On top of having a cost structure that needs some serious trimming, the plunge in demand has bloated Peloton's inventory. The company was sitting on $1.1 billion of inventory at the end of June, even after taking significant impairment charges in the fourth quarter.

An odd partnership

Peloton announced on Thursday that it had partnered with Dick's Sporting Goods (DKS -0.62%). Dick's is Peloton's first retail partner, and the company's connected-fitness products will be available at 100 stores and on Dick's website early in the holiday season.

Getting its products into stores will probably boost sales a bit, but there are some serious downsides. First, by inserting Dick's as a middleman, Peloton is almost certainly going to have to accept a lower gross margin on its products.

The company's gross margin is already pretty terrible. In fiscal 2021, when things were generally going well for the company, Peloton's gross margin on equipment was about 29%. It was negative in fiscal 2022, thanks to inventory write-offs.

In theory, Peloton can make little on actual equipment sales because each piece of equipment requires a subscription to be very useful. But that subscription also makes its products a harder sell, especially when they can now be directly compared to the competition in person.

Picture a Dick's customer stumbling upon the connected-fitness section of the store. They see a Peloton bike and less expensive alternatives, something from Echelon or Schwinn. The Peloton has a built-in screen, which seems nice.

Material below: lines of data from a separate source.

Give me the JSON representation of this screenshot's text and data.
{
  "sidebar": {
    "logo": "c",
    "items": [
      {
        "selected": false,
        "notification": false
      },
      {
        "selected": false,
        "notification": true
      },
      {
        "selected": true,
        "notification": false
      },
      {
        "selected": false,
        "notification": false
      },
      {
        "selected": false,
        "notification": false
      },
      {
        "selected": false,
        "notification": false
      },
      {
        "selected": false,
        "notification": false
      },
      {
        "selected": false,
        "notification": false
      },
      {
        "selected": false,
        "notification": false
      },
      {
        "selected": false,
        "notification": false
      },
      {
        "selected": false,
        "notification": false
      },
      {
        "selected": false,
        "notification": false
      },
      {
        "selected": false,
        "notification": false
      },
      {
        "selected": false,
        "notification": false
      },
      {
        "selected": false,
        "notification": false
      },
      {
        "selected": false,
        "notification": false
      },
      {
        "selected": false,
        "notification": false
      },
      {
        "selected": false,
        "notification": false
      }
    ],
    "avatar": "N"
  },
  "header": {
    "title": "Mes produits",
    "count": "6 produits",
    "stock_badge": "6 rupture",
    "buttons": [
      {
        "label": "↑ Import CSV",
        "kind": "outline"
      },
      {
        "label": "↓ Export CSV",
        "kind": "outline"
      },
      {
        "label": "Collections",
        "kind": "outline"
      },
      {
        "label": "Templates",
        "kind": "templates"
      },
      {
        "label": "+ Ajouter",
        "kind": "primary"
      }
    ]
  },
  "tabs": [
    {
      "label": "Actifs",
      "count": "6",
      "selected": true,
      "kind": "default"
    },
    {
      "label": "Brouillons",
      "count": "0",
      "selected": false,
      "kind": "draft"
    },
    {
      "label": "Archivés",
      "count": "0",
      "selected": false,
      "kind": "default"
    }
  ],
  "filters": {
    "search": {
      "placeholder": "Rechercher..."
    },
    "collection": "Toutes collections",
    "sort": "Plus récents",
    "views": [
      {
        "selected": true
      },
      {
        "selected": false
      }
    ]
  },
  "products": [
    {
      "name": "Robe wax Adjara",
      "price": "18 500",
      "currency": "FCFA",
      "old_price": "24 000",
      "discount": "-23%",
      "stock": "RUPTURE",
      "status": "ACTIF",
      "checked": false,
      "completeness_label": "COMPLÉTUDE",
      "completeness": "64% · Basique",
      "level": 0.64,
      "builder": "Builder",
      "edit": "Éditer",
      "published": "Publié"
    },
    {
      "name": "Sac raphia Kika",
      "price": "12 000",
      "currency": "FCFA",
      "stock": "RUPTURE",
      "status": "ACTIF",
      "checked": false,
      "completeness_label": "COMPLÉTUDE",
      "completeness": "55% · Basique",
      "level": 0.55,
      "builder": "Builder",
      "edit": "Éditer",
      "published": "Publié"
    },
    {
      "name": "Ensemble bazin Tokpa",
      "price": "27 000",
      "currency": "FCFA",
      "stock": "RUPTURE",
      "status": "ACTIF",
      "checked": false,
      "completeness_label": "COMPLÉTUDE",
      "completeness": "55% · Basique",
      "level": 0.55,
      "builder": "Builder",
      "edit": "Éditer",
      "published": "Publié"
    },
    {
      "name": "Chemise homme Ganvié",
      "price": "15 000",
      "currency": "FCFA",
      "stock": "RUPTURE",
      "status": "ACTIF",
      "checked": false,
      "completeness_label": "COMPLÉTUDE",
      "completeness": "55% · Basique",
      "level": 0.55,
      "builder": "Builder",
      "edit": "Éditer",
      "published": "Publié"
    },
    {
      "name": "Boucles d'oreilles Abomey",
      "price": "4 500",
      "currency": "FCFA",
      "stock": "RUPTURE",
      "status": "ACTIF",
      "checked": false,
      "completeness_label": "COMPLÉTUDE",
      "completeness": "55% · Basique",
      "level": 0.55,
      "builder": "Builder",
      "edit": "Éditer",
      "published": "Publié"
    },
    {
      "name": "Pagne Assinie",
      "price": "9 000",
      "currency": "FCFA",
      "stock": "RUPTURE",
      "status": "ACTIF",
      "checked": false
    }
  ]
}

But wait -- it requires a $44 monthly subscription! These other bikes don't have a screen, but they also don't have mandatory subscriptions, and you can attach an iPad and use whatever content you want.

Dick's isn't exactly known for being a high-end store. It would have made a lot more sense for Peloton to choose a retailer like Nordstrom, where it wouldn't face direct comparisons with other brands and the customer bases are more aligned. If Peloton is trying to maintain its status as a premium brand, this isn't the way to do it.

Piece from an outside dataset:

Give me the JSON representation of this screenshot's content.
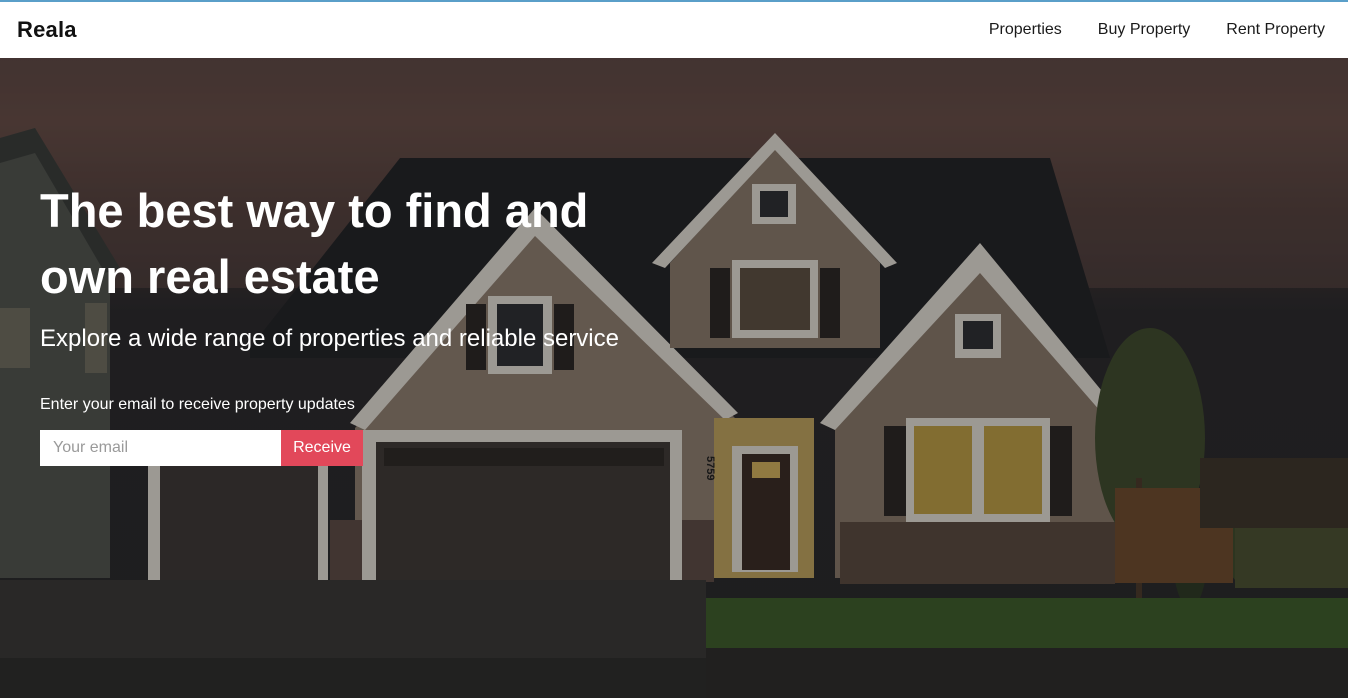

Not a positive development

This partnership looks like a way for Peloton to get rid of inventory it can't sell otherwise. Weirdly enough, sales through Dick's will still require in-home delivery and set up via Peloton. That's not the case for competing products, and many customers will probably view this as a headache instead of a convenience.

Peloton seems to be pursing two diametrically opposed strategies at once. It's trying to position itself as a premium brand known for quality, evidenced by the egregiously priced rowing machine it just announced. But it's also trying to throw its brand in front of the masses with this Dick's partnership and its decision to sell through Amazon.

Very few companies can pull such a thing off, and Peloton is almost certainly not one of them. Don't expect the Dick's partnership to move the needle.